Concerned over dwindling box-office receipts for films in the late 1980s starring Timothy Dalton, the estate of 007's creator, Ian Fleming, was warned of "grave doubts" that another Bond movie would ever be made.

 The extent of these fears over the Bond brand's future are revealed in papers just discovered in the archive of Kenneth Maidment, former vice-president of Columbia Pictures. He acted as the financial consultant for Fleming's estate for almost two decades.


During his time with Columbia, Maidment presided over many hit films including A Man For All Seasons and Lawrence of Arabia. In correspondence he said that neither of the Dalton films was likely to make a profit - a state of affairs he suggested might prove fatal for the franchise.

Writing to the Fleming estate's solicitors, Maidment said that the way Dalton was portraying Bond was alienating fans.

Three years before Pierce Brosnan replaced Dalton as 007, Maidment wrote in 1992: "Despite the exercise of a further option before April 2, 1992, the prospect of a further Bond film seems highly uncertain. I pointed out in my 1984 valuation that there was a big question mark over the future of James Bond films. The last two pictures have starred Timothy Dalton but sadly the results have, unfortunately, not had the same box-office success.


"It seems that, as I conjectured, the laws of diminishing returns have come to roost with the result that, in spite of keeping down the production costs, no profits have been received from the last three films. It would, therefore, be unrealistic, despite the exercise of the last option, to anticipate any value to the Trust on the expectation of further Bond films."

Three years before that, Maidment had specifically highlighted Dalton's characterisation as affecting the appeal of the films. 

He wrote: "My confidential advice is that Licence to Kill has not performed as well 'relatively speaking' as the previous Bond pictures but this has been attributed to the characterisation of Timothy Dalton more than anything else."


In letter that was undated but which appears to have been written in 1989, he wrote: "While Connery and Moore were playing the leading role, the successes were unique, but relative incomes have fallen when Timothy Dalton took over and the producers have indicated that they do not expect profits from the last three pictures.

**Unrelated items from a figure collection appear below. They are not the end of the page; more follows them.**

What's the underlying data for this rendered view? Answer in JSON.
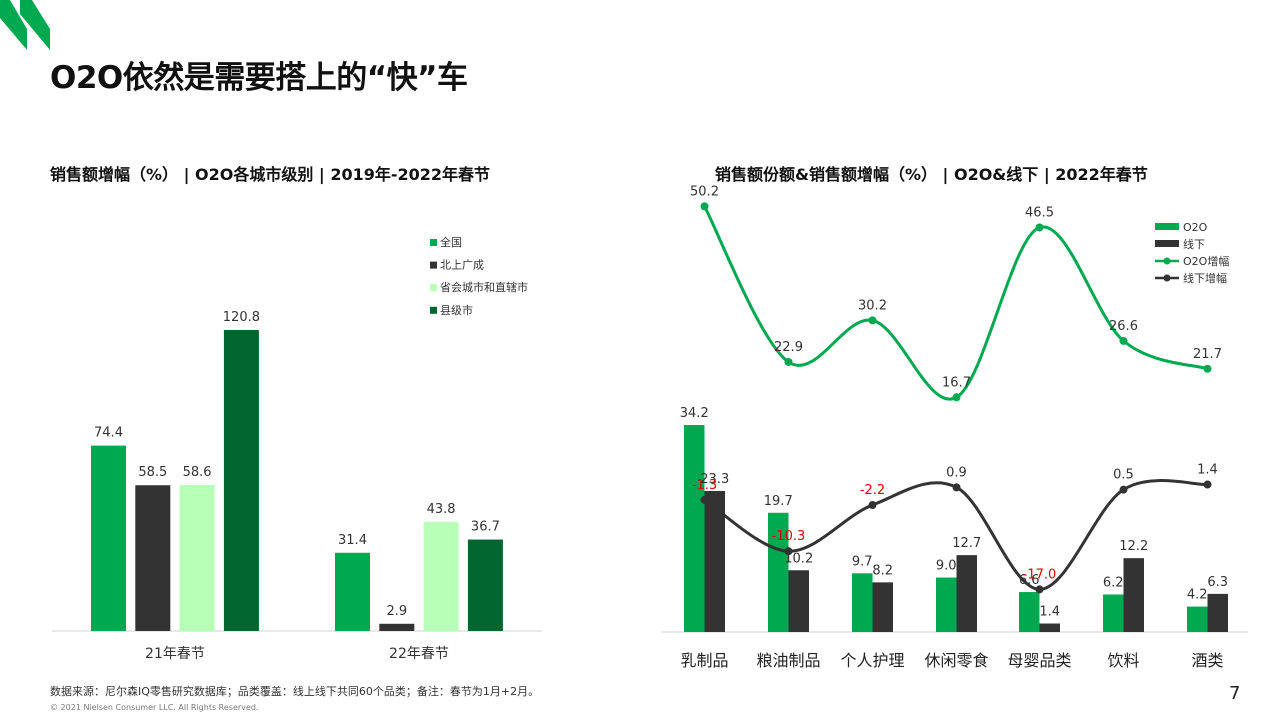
{
  "page": {
    "title": "O2O依然是需要搭上的“快”车",
    "footnote": "数据来源：尼尔森IQ零售研究数据库；品类覆盖：线上线下共同60个品类；备注：春节为1月+2月。",
    "copyright": "© 2021 Nielsen Consumer LLC. All Rights Reserved.",
    "page_number": "7"
  },
  "colors": {
    "brand_green": "#00a84f",
    "dark": "#333333",
    "light_green": "#b8ffb8",
    "deep_green": "#00652f",
    "negative_red": "#e00000"
  },
  "chart_data": [
    {
      "type": "bar",
      "title": "销售额增幅（%） | O2O各城市级别 | 2019年-2022年春节",
      "categories": [
        "21年春节",
        "22年春节"
      ],
      "series": [
        {
          "name": "全国",
          "values": [
            74.4,
            31.4
          ],
          "color": "#00a84f"
        },
        {
          "name": "北上广成",
          "values": [
            58.5,
            2.9
          ],
          "color": "#333333"
        },
        {
          "name": "省会城市和直辖市",
          "values": [
            58.6,
            43.8
          ],
          "color": "#b8ffb8"
        },
        {
          "name": "县级市",
          "values": [
            120.8,
            36.7
          ],
          "color": "#00652f"
        }
      ],
      "value_labels": [
        [
          "74.4",
          "31.4"
        ],
        [
          "58.5",
          "2.9"
        ],
        [
          "58.6",
          "43.8"
        ],
        [
          "120.8",
          "36.7"
        ]
      ],
      "ylim": [
        0,
        130
      ],
      "legend": "top-right",
      "grid": false
    },
    {
      "type": "bar",
      "title": "销售额份额&销售额增幅（%） | O2O&线下 | 2022年春节",
      "categories": [
        "乳制品",
        "粮油制品",
        "个人护理",
        "休闲零食",
        "母婴品类",
        "饮料",
        "酒类"
      ],
      "series": [
        {
          "name": "O2O",
          "values": [
            34.2,
            19.7,
            9.7,
            9.0,
            6.6,
            6.2,
            4.2
          ],
          "color": "#00a84f"
        },
        {
          "name": "线下",
          "values": [
            23.3,
            10.2,
            8.2,
            12.7,
            1.4,
            12.2,
            6.3
          ],
          "color": "#333333"
        }
      ],
      "bar_labels": [
        [
          "34.2",
          "19.7",
          "9.7",
          "9.0",
          "6.6",
          "6.2",
          "4.2"
        ],
        [
          "23.3",
          "10.2",
          "8.2",
          "12.7",
          "1.4",
          "12.2",
          "6.3"
        ]
      ],
      "lines": [
        {
          "name": "O2O增幅",
          "values": [
            50.2,
            22.9,
            30.2,
            16.7,
            46.5,
            26.6,
            21.7
          ],
          "labels": [
            "50.2",
            "22.9",
            "30.2",
            "16.7",
            "46.5",
            "26.6",
            "21.7"
          ],
          "color": "#00a84f"
        },
        {
          "name": "线下增幅",
          "values": [
            -1.3,
            -10.3,
            -2.2,
            0.9,
            -17.0,
            0.5,
            1.4
          ],
          "labels": [
            "-1.3",
            "-10.3",
            "-2.2",
            "0.9",
            "-17.0",
            "0.5",
            "1.4"
          ],
          "color": "#333333"
        }
      ],
      "bar_ylim": [
        0,
        40
      ],
      "line_ylim": [
        -100,
        70
      ],
      "legend": "top-right",
      "grid": false
    }
  ]
}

"This, of course, leads me to the main query of your letter - the possibility of future pictures. It had been the practice to make a Bond picture every other year, but without a star big enough to take the leading role and no indication of what the cost would be, I still have grave doubts that one will be produced."

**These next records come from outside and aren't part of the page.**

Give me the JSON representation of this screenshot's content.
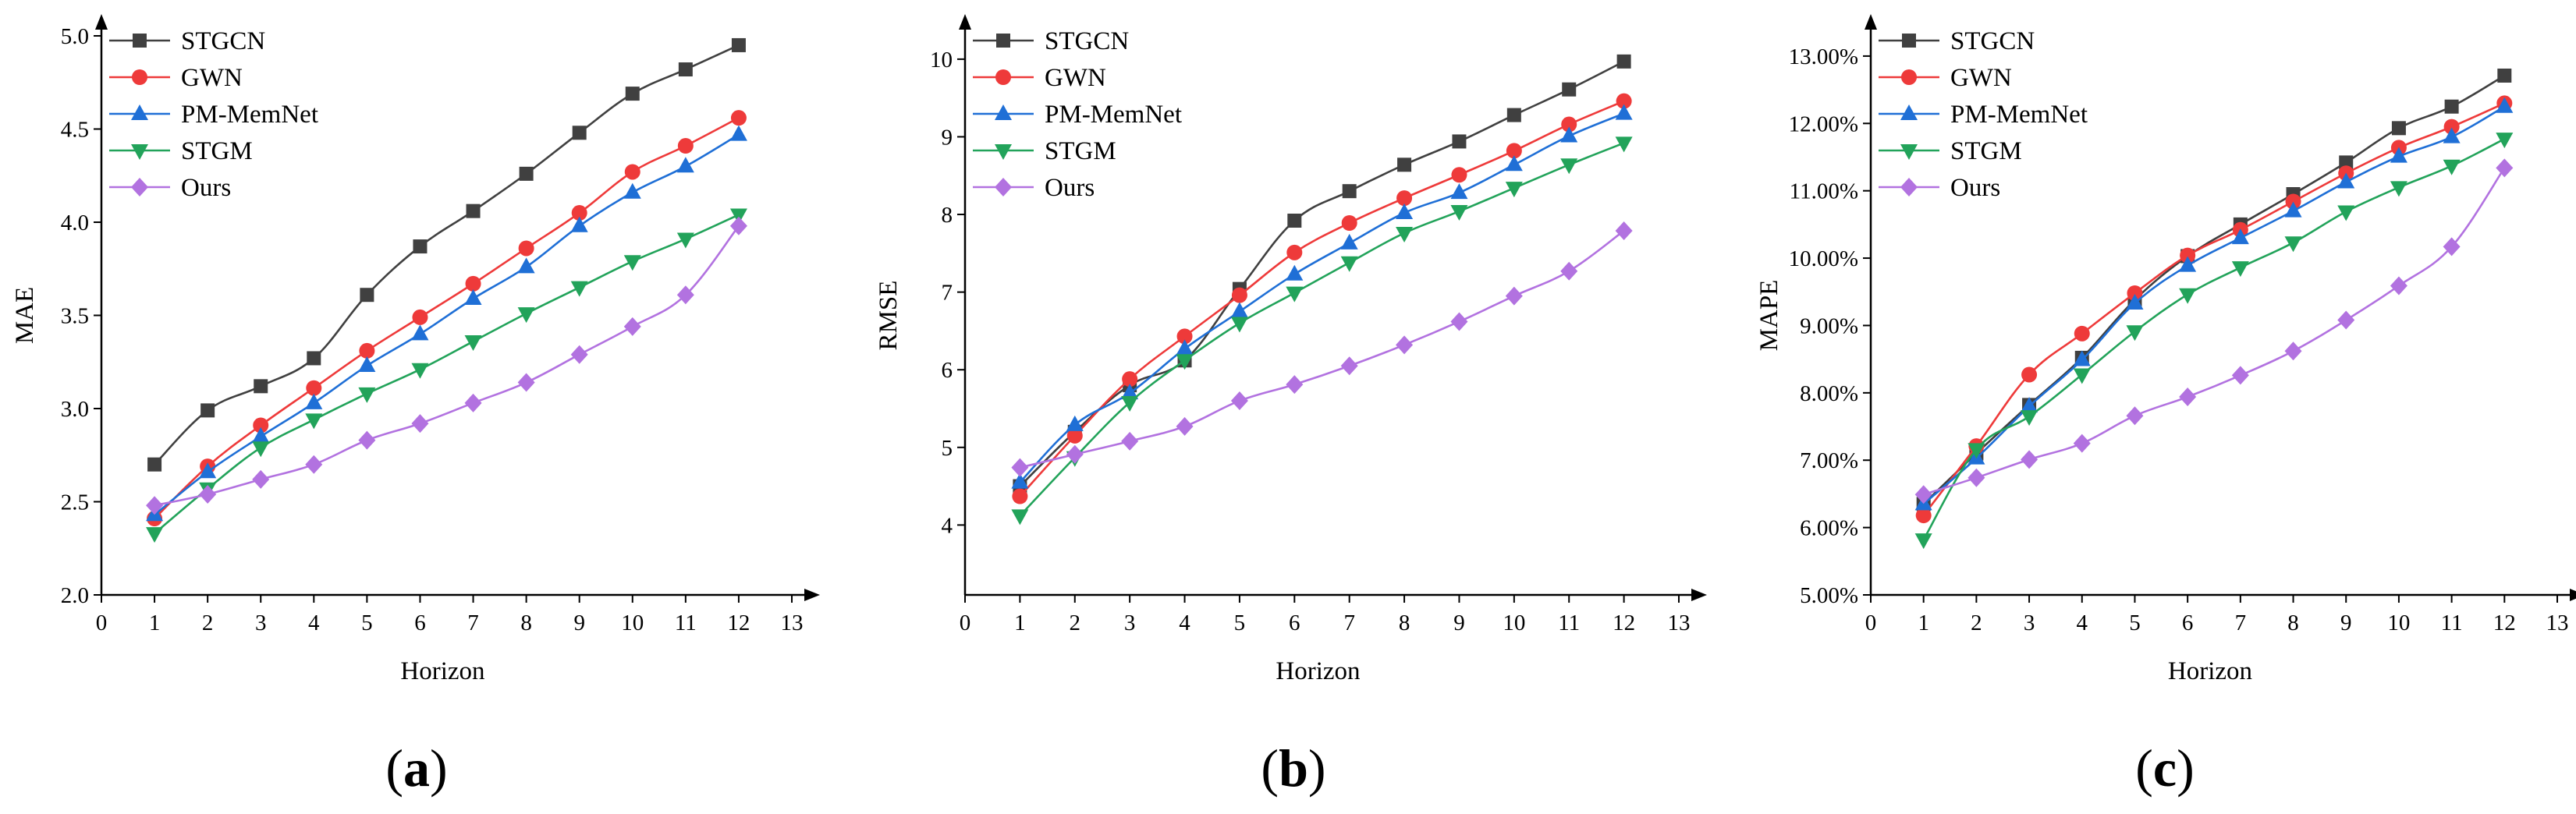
{
  "panels": [
    {
      "caption_letter": "a",
      "chart_data": {
        "type": "line",
        "title": "",
        "xlabel": "Horizon",
        "ylabel": "MAE",
        "xlim": [
          0,
          13
        ],
        "ylim": [
          2.0,
          5.0
        ],
        "xticks": [
          0,
          1,
          2,
          3,
          4,
          5,
          6,
          7,
          8,
          9,
          10,
          11,
          12,
          13
        ],
        "yticks": [
          2.0,
          2.5,
          3.0,
          3.5,
          4.0,
          4.5,
          5.0
        ],
        "ytick_labels": [
          "2.0",
          "2.5",
          "3.0",
          "3.5",
          "4.0",
          "4.5",
          "5.0"
        ],
        "x": [
          1,
          2,
          3,
          4,
          5,
          6,
          7,
          8,
          9,
          10,
          11,
          12
        ],
        "legend_position": "top-left",
        "series": [
          {
            "name": "STGCN",
            "color": "#404040",
            "marker": "square",
            "values": [
              2.7,
              2.99,
              3.12,
              3.27,
              3.61,
              3.87,
              4.06,
              4.26,
              4.48,
              4.69,
              4.82,
              4.95
            ]
          },
          {
            "name": "GWN",
            "color": "#ee3a3a",
            "marker": "circle",
            "values": [
              2.41,
              2.69,
              2.91,
              3.11,
              3.31,
              3.49,
              3.67,
              3.86,
              4.05,
              4.27,
              4.41,
              4.56
            ]
          },
          {
            "name": "PM-MemNet",
            "color": "#1f6fd6",
            "marker": "triangle-up",
            "values": [
              2.43,
              2.66,
              2.85,
              3.03,
              3.23,
              3.4,
              3.59,
              3.76,
              3.98,
              4.16,
              4.3,
              4.47
            ]
          },
          {
            "name": "STGM",
            "color": "#22a35a",
            "marker": "triangle-down",
            "values": [
              2.33,
              2.57,
              2.79,
              2.94,
              3.08,
              3.21,
              3.36,
              3.51,
              3.65,
              3.79,
              3.91,
              4.04
            ]
          },
          {
            "name": "Ours",
            "color": "#b272e0",
            "marker": "diamond",
            "values": [
              2.48,
              2.54,
              2.62,
              2.7,
              2.83,
              2.92,
              3.03,
              3.14,
              3.29,
              3.44,
              3.61,
              3.98
            ]
          }
        ]
      }
    },
    {
      "caption_letter": "b",
      "chart_data": {
        "type": "line",
        "title": "",
        "xlabel": "Horizon",
        "ylabel": "RMSE",
        "xlim": [
          0,
          13
        ],
        "ylim": [
          3.1,
          10.3
        ],
        "xticks": [
          0,
          1,
          2,
          3,
          4,
          5,
          6,
          7,
          8,
          9,
          10,
          11,
          12,
          13
        ],
        "yticks": [
          4,
          5,
          6,
          7,
          8,
          9,
          10
        ],
        "ytick_labels": [
          "4",
          "5",
          "6",
          "7",
          "8",
          "9",
          "10"
        ],
        "x": [
          1,
          2,
          3,
          4,
          5,
          6,
          7,
          8,
          9,
          10,
          11,
          12
        ],
        "legend_position": "top-left",
        "series": [
          {
            "name": "STGCN",
            "color": "#404040",
            "marker": "square",
            "values": [
              4.5,
              5.2,
              5.8,
              6.12,
              7.04,
              7.92,
              8.3,
              8.64,
              8.94,
              9.28,
              9.61,
              9.97
            ]
          },
          {
            "name": "GWN",
            "color": "#ee3a3a",
            "marker": "circle",
            "values": [
              4.37,
              5.15,
              5.88,
              6.43,
              6.96,
              7.51,
              7.89,
              8.21,
              8.51,
              8.82,
              9.16,
              9.46
            ]
          },
          {
            "name": "PM-MemNet",
            "color": "#1f6fd6",
            "marker": "triangle-up",
            "values": [
              4.55,
              5.29,
              5.7,
              6.27,
              6.75,
              7.23,
              7.63,
              8.02,
              8.28,
              8.64,
              9.01,
              9.3
            ]
          },
          {
            "name": "STGM",
            "color": "#22a35a",
            "marker": "triangle-down",
            "values": [
              4.12,
              4.87,
              5.58,
              6.12,
              6.6,
              6.99,
              7.38,
              7.76,
              8.04,
              8.34,
              8.64,
              8.92
            ]
          },
          {
            "name": "Ours",
            "color": "#b272e0",
            "marker": "diamond",
            "values": [
              4.74,
              4.91,
              5.08,
              5.27,
              5.6,
              5.81,
              6.05,
              6.32,
              6.62,
              6.95,
              7.27,
              7.79
            ]
          }
        ]
      }
    },
    {
      "caption_letter": "c",
      "chart_data": {
        "type": "line",
        "title": "",
        "xlabel": "Horizon",
        "ylabel": "MAPE",
        "xlim": [
          0,
          13
        ],
        "ylim": [
          5.0,
          13.3
        ],
        "xticks": [
          0,
          1,
          2,
          3,
          4,
          5,
          6,
          7,
          8,
          9,
          10,
          11,
          12,
          13
        ],
        "yticks": [
          5,
          6,
          7,
          8,
          9,
          10,
          11,
          12,
          13
        ],
        "ytick_labels": [
          "5.00%",
          "6.00%",
          "7.00%",
          "8.00%",
          "9.00%",
          "10.00%",
          "11.00%",
          "12.00%",
          "13.00%"
        ],
        "x": [
          1,
          2,
          3,
          4,
          5,
          6,
          7,
          8,
          9,
          10,
          11,
          12
        ],
        "legend_position": "top-left",
        "series": [
          {
            "name": "STGCN",
            "color": "#404040",
            "marker": "square",
            "values": [
              6.35,
              7.1,
              7.82,
              8.52,
              9.38,
              10.03,
              10.5,
              10.95,
              11.42,
              11.93,
              12.25,
              12.71
            ]
          },
          {
            "name": "GWN",
            "color": "#ee3a3a",
            "marker": "circle",
            "values": [
              6.18,
              7.21,
              8.27,
              8.88,
              9.48,
              10.04,
              10.42,
              10.84,
              11.26,
              11.64,
              11.95,
              12.3
            ]
          },
          {
            "name": "PM-MemNet",
            "color": "#1f6fd6",
            "marker": "triangle-up",
            "values": [
              6.35,
              7.03,
              7.8,
              8.49,
              9.33,
              9.89,
              10.3,
              10.7,
              11.13,
              11.51,
              11.8,
              12.25
            ]
          },
          {
            "name": "STGM",
            "color": "#22a35a",
            "marker": "triangle-down",
            "values": [
              5.82,
              7.16,
              7.65,
              8.27,
              8.91,
              9.46,
              9.86,
              10.23,
              10.69,
              11.05,
              11.37,
              11.77
            ]
          },
          {
            "name": "Ours",
            "color": "#b272e0",
            "marker": "diamond",
            "values": [
              6.49,
              6.74,
              7.01,
              7.25,
              7.66,
              7.94,
              8.26,
              8.62,
              9.08,
              9.59,
              10.17,
              11.34
            ]
          }
        ]
      }
    }
  ]
}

Since Maidment's warning, four Bond films, all starring Brosnan, have been released. Casino Royale, the new adventure starring Daniel Craig, is due in cinemas this year. However, the letters will be seized upon by those Bond fans who say Craig is too similar to Dalton.


There have been 20 Bond pictures, which have reaped more than £2 billion at the box office, making Bond the second most successful franchise ever, after Star Wars.

But the Maidment papers reveal that 1985's A View To A Kill -  Roger Moore's last outing as Bond -  took 12 years to recoup its production costs. The film has generated £81 million in box-office receipts, so far.

Licence to Kill, which starred Dalton in June 1989, had failed to recoup initial investment seven years later.


In 1989, Maidment was asked by an estate' lawyer asking what he thought of casting a "Mr Pierce Brosnan". Mr Maidment replied  that  he thought the move would enhance the value of the franchise. In fact Brosnan would not make his debut as Bond for another six years, but after doing so, he did manage to reverse the years of decline.

Die Another Day, Brosnan's last outing as Bond, took £230 million at the box office making it the most successful 007 film. Mr Maidment, was award-ed a CBE for services to cinema and was a president of the Film Production Association of Great Britain. He died in February.